12 Jun 2022
Installing Cockpit and setting it up with custom domain with Caddy 2
Sahil KokamkarTable of content
What is Cockpit?
Cockpit is an easy to use and setup web-based graphical interface for managing and monitoring Linux servers using a web browser, even on Android and IOS.
Installing Cockpit
Cockpit supports almost all major Linux distros, and so it's easy to install.
Just use your package manage and install the cockpit
package, you can check instruction for your distro on their official site.
In my case I am using AlmaLinux 9 so if you use Fedora/Red Hat based distro you can simple install it by running:
sudo dnf install cockpit
Next, enable cockpit by running sudo systemctl enable --now cockpit.socket
.
After enabling it, you should be able to see cockpit dashboard running on port :9090
of your localhost and IP if you don't have firewall.
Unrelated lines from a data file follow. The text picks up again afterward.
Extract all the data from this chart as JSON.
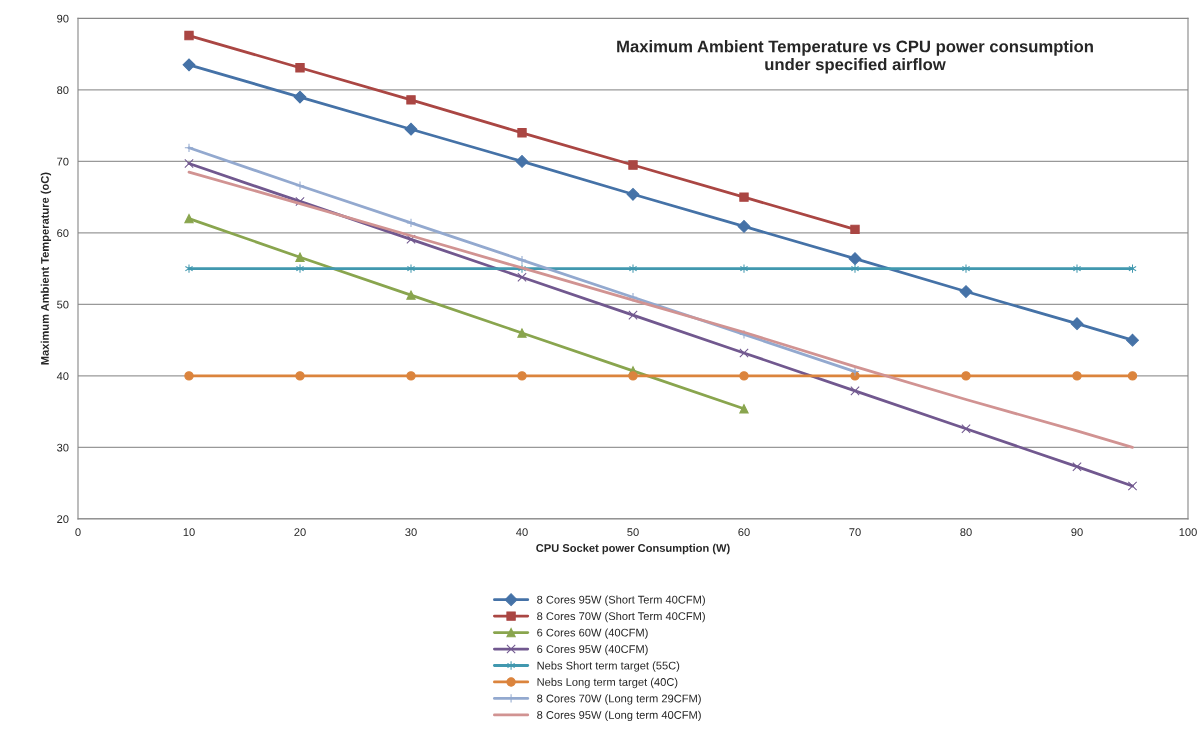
{
  "chart_data": {
    "type": "line",
    "title": "Maximum Ambient Temperature vs CPU power consumption\nunder specified airflow",
    "xlabel": "CPU Socket power Consumption (W)",
    "ylabel": "Maximum Ambient Temperature (oC)",
    "xlim": [
      0,
      100
    ],
    "xticks": [
      0,
      10,
      20,
      30,
      40,
      50,
      60,
      70,
      80,
      90,
      100
    ],
    "ylim": [
      20,
      90
    ],
    "yticks": [
      20,
      30,
      40,
      50,
      60,
      70,
      80,
      90
    ],
    "grid": "y",
    "legend": "bottom",
    "series": [
      {
        "name": "8 Cores 95W (Short Term 40CFM)",
        "color": "#4572a7",
        "marker": "diamond",
        "x": [
          10,
          20,
          30,
          40,
          50,
          60,
          70,
          80,
          90,
          95
        ],
        "values": [
          83.5,
          79,
          74.5,
          70,
          65.4,
          60.9,
          56.4,
          51.8,
          47.3,
          45
        ]
      },
      {
        "name": "8 Cores 70W (Short Term 40CFM)",
        "color": "#aa4643",
        "marker": "square",
        "x": [
          10,
          20,
          30,
          40,
          50,
          60,
          70
        ],
        "values": [
          87.6,
          83.1,
          78.6,
          74,
          69.5,
          65,
          60.5
        ]
      },
      {
        "name": "6 Cores 60W (40CFM)",
        "color": "#89a54e",
        "marker": "triangle",
        "x": [
          10,
          20,
          30,
          40,
          50,
          60
        ],
        "values": [
          62,
          56.6,
          51.3,
          46,
          40.7,
          35.4
        ]
      },
      {
        "name": "6 Cores 95W (40CFM)",
        "color": "#71588f",
        "marker": "cross",
        "x": [
          10,
          20,
          30,
          40,
          50,
          60,
          70,
          80,
          90,
          95
        ],
        "values": [
          69.7,
          64.4,
          59.1,
          53.8,
          48.5,
          43.2,
          37.9,
          32.6,
          27.3,
          24.6
        ]
      },
      {
        "name": "Nebs Short term target (55C)",
        "color": "#4198af",
        "marker": "cross",
        "x": [
          10,
          20,
          30,
          40,
          50,
          60,
          70,
          80,
          90,
          95
        ],
        "values": [
          55,
          55,
          55,
          55,
          55,
          55,
          55,
          55,
          55,
          55
        ]
      },
      {
        "name": "Nebs Long term target (40C)",
        "color": "#db843d",
        "marker": "circle",
        "x": [
          10,
          20,
          30,
          40,
          50,
          60,
          70,
          80,
          90,
          95
        ],
        "values": [
          40,
          40,
          40,
          40,
          40,
          40,
          40,
          40,
          40,
          40
        ]
      },
      {
        "name": "8 Cores 70W (Long term 29CFM)",
        "color": "#93a9cf",
        "marker": "plus",
        "x": [
          10,
          20,
          30,
          40,
          50,
          60,
          70
        ],
        "values": [
          71.9,
          66.6,
          61.4,
          56.2,
          51,
          45.8,
          40.6
        ]
      },
      {
        "name": "8 Cores 95W (Long term 40CFM)",
        "color": "#d19392",
        "marker": "none",
        "x": [
          10,
          20,
          30,
          40,
          50,
          60,
          70,
          80,
          90,
          95
        ],
        "values": [
          68.5,
          64.1,
          59.6,
          55.1,
          50.6,
          46.1,
          41.3,
          36.7,
          32.3,
          30
        ]
      }
    ]
  }
}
Test it by running curl -T localhost:9090
you should be able to get output like this:
HTTP/1.1 200 OK
Content-Type: text/html
Content-Security-Policy: connect-src 'self' http://localhost:9090 ws://localhost:9090; form-action 'self' http://localhost:9090; base-uri 'self' http://localhost:9090; object-src 'none'; font-src 'self' http://localhost:9090 data:; img-src 'self' http://localhost:9090 data:; block-all-mixed-content; default-src 'self' http://localhost:9090 'unsafe-inline'
Set-Cookie: cockpit=deleted; PATH=/; HttpOnly
Transfer-Encoding: chunked
Cache-Control: no-cache, no-store
X-DNS-Prefetch-Control: off
Referrer-Policy: no-referrer
X-Content-Type-Options: nosniff
Opening port
If you use any firewall, you need to open port 80
and 9090
to run cockpit through your custom domain.
If you are using Firewalld simple run:
sudo firewall-cmd --permanent --zone=public --add-service=cockpit
sudo firewall-cmd --reload
Configuring Custom Domain
First, create a cockpit.conf
file in /etc/cockpit/ directory
and edit it using any text editor of your choice.
And add the following:
[WebService]
Origins = https://cockpit.sahil.world wss://cockpit.sahil.world
ProtocolHeader = X-Forwarded-Proto
Here is an example of actual config:
Next, do sudo systemctl status cockpit.socket
to make changes take place.
Configuring Caddy
Caddy will act as a reverse proxy and provide an SSL certificate.
First install Caddy
If you use Fedora/ Red Hat distro, run the following commands to install, else you can check their official install documentation to install it on your distro.
sudo dnf install 'dnf-command(copr)'
sudo dnf copr enable @caddy/caddy
sudo dnf install caddy
After installing, edit the Caddyfile
in etc/caddy/
and paste the following:
cockpit.domain.tld {
reverse_proxy http://localhost:9090 {
transport http {
tls_insecure_skip_verify
}
}
}
Once you are done, reload the caddy server by running sudo systemctl reload caddy
.
Now you should be able to see your dashboard, yup and running on your custom dashboard.
Logging in Cockpit
Now you should see a login screen in front of you, use your username and password which you use to log in your Linux server.
Use Connect to when you have multiple servers to manage, in my case it was.
After you have login, you can manage following things right from your web browser.
And a full-fledged terminal without accessing it via ssh.